Rileggere Ombre sullo Hudson di Isaac Bashevis Singer, ventuno anni dopo la sua prima pubblicazione italiana (Longanesi, 2000, traduzione dall’inglese di Mario Biondi), nella nuova versione di Valentina Parisi pubblicata da Adelphi (pp. 633, 24 euro), che sta riproponendo, a cura di Elisabetta Zevi, tutta l’opera del grande scrittore polacco naturalizzato americano, è come rivedere un vecchio amico al quale siamo affezionati trovandolo paradossalmente ringiovanito e ancora in grado di incantarci con le sue battute spesso irriverenti ma sempre geniali, miste alle riflessioni filosofiche sulla vita come vorremmo che fosse e come invece è per davvero, incarnate da un indimenticabile personaggio: Herz Grein, sorta di allucinato alter ego dell’autore.

Mezzo diavolo e mezzo santo, allo stesso tempo moralista e dissoluto, sempre in bilico fra rigore e intemperanza, ordine e anarchia, fede e vanità. Coi figli non riesce nemmeno a parlare; ormai loro sono yankees mentre lui resta profondamente polacco, anche se non sembra. Con la moglie da tempo ha smesso di dialogare. Le amanti lo vezzeggiano ma riescono infine a metterlo al muro di fronte alle sue responsabilità. Cos’è il mondo se non un fantastico gioco a premi dove perfino chi vince è destinato a perdere? Stiamo parlando di un’opera canovaccio da cui discendono non dico tutte le altre singeriane, ma molte delle successive composte negli Stati Uniti: inizialmente stampata a puntate a New York dal 1957 al 1958 sul “Forverts”, storico quotidiano in lingua yiddish dove le migliaia di immigrati ebrei sfuggiti dalle grinfie hitleriane avevano trovato una seconda famiglia, è il racconto delle avventure sentimentali di Grein, coniugali ed extraconiugali, sullo sfondo della metropoli in riva all’oceano.

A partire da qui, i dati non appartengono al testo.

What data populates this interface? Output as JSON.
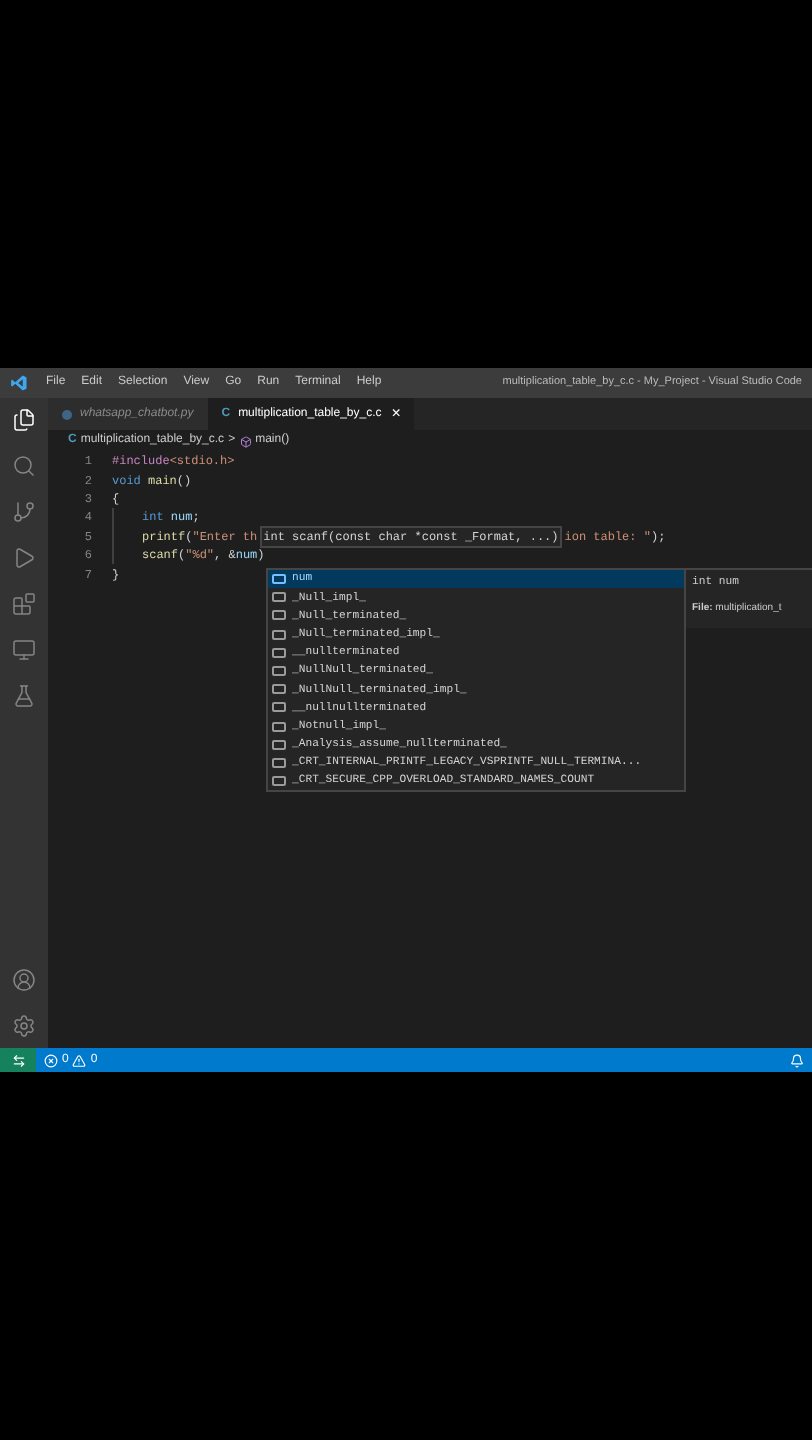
{
  "title_bar": {
    "menu": [
      "File",
      "Edit",
      "Selection",
      "View",
      "Go",
      "Run",
      "Terminal",
      "Help"
    ],
    "title": "multiplication_table_by_c.c - My_Project - Visual Studio Code"
  },
  "tabs": [
    {
      "label": "whatsapp_chatbot.py",
      "kind": "python",
      "selected": false
    },
    {
      "label": "multiplication_table_by_c.c",
      "kind": "c",
      "selected": true,
      "close": "×",
      "icon": "C"
    }
  ],
  "breadcrumb": {
    "icon": "C",
    "file": "multiplication_table_by_c.c",
    "separator": ">",
    "symbol": "main()"
  },
  "lines": [
    {
      "number": "1",
      "indented": false,
      "tokens": [
        {
          "text": "#include",
          "kind": "directive"
        },
        {
          "text": "<stdio.h>",
          "kind": "string"
        }
      ]
    },
    {
      "number": "2",
      "indented": false,
      "tokens": [
        {
          "text": "void",
          "kind": "keyword"
        },
        {
          "text": " main",
          "kind": "function"
        },
        {
          "text": "()",
          "kind": "plain"
        }
      ]
    },
    {
      "number": "3",
      "indented": false,
      "tokens": [
        {
          "text": "{",
          "kind": "plain"
        }
      ]
    },
    {
      "number": "4",
      "indented": true,
      "tokens": [
        {
          "text": "int",
          "kind": "keyword"
        },
        {
          "text": " num",
          "kind": "variable"
        },
        {
          "text": ";",
          "kind": "plain"
        }
      ]
    },
    {
      "number": "5",
      "indented": true,
      "tokens": [
        {
          "text": "printf",
          "kind": "function"
        },
        {
          "text": "(",
          "kind": "plain"
        },
        {
          "text": "\"Enter th",
          "kind": "string"
        },
        {
          "text": "int scanf(const char *const _Format, ...)",
          "kind": "hover"
        },
        {
          "text": "ion table: \"",
          "kind": "string"
        },
        {
          "text": ");",
          "kind": "plain"
        }
      ]
    },
    {
      "number": "6",
      "indented": true,
      "tokens": [
        {
          "text": "scanf",
          "kind": "function"
        },
        {
          "text": "(",
          "kind": "plain"
        },
        {
          "text": "\"%d\"",
          "kind": "string"
        },
        {
          "text": ", &",
          "kind": "plain"
        },
        {
          "text": "num",
          "kind": "variable"
        },
        {
          "text": ")",
          "kind": "plain"
        }
      ]
    },
    {
      "number": "7",
      "indented": false,
      "tokens": [
        {
          "text": "}",
          "kind": "plain"
        }
      ]
    }
  ],
  "suggestions": [
    {
      "label": "num",
      "kind": "variable",
      "selected": true
    },
    {
      "label": "_Null_impl_",
      "kind": "text",
      "selected": false
    },
    {
      "label": "_Null_terminated_",
      "kind": "text",
      "selected": false
    },
    {
      "label": "_Null_terminated_impl_",
      "kind": "text",
      "selected": false
    },
    {
      "label": "__nullterminated",
      "kind": "text",
      "selected": false
    },
    {
      "label": "_NullNull_terminated_",
      "kind": "text",
      "selected": false
    },
    {
      "label": "_NullNull_terminated_impl_",
      "kind": "text",
      "selected": false
    },
    {
      "label": "__nullnullterminated",
      "kind": "text",
      "selected": false
    },
    {
      "label": "_Notnull_impl_",
      "kind": "text",
      "selected": false
    },
    {
      "label": "_Analysis_assume_nullterminated_",
      "kind": "text",
      "selected": false
    },
    {
      "label": "_CRT_INTERNAL_PRINTF_LEGACY_VSPRINTF_NULL_TERMINA...",
      "kind": "text",
      "selected": false
    },
    {
      "label": "_CRT_SECURE_CPP_OVERLOAD_STANDARD_NAMES_COUNT",
      "kind": "text",
      "selected": false
    }
  ],
  "suggestion_details": {
    "signature": "int num",
    "file_label": "File:",
    "file": "multiplication_t"
  },
  "status_bar": {
    "errors": "0",
    "warnings": "0"
  }
}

Diviso e conteso fra la legittima consorte Leah, che si ammala di cancro, l’amante Esther, bellissima strega, e la vecchia e nuova fiamma Anna, sottratta al marito Stanislaw Luria il quale morirà per la vergogna, questo memorabile avventuriero, ex rabbino affascinato da Wall Street, rompe e stringe legami alla perpetua ricerca di un equilibrio che non troverà mai, forse nemmeno quando, affranto e disilluso, finirà a Gerusalemme, nel quartiere ortodosso di Meah Shearim. Sin dall’inizio, nel momento in cui lo vediamo aggirarsi nell’appartamento di Boris Makaver, con le doppie finestre che affacciano su Broadway e sul cortile interno, registriamo la drammatica scissione della sua esistenza: da una parte i neon scintillanti del mondo nuovo, dall’altra le erbacce incolte che fanno pensare ai trascorsi condomini di Varsavia. Confrontando la propria giovinezza di studioso e devoto, figlio di Reb Yaakov Moshe lo Scriba, alle scorribande da sfrenato libertino in cui s’invischia nella terra che l’ha salvato dallo sterminio, gli viene quasi da piangere: «Senza Dio ci si annoia. La fede è l’unica cosa che ci salva dalla follia. Perché tutto è più noioso per me di quanto non fosse per mio padre? Oltre alla famiglia e alla casa di preghiera, lui non aveva niente. Niente radio, niente cinema, niente giornali. La sua biblioteca, ammesso che la si potesse chiamare così, era composta da qualche libro sacro. Eppure non l’ho mai sentito dire che si annoiava».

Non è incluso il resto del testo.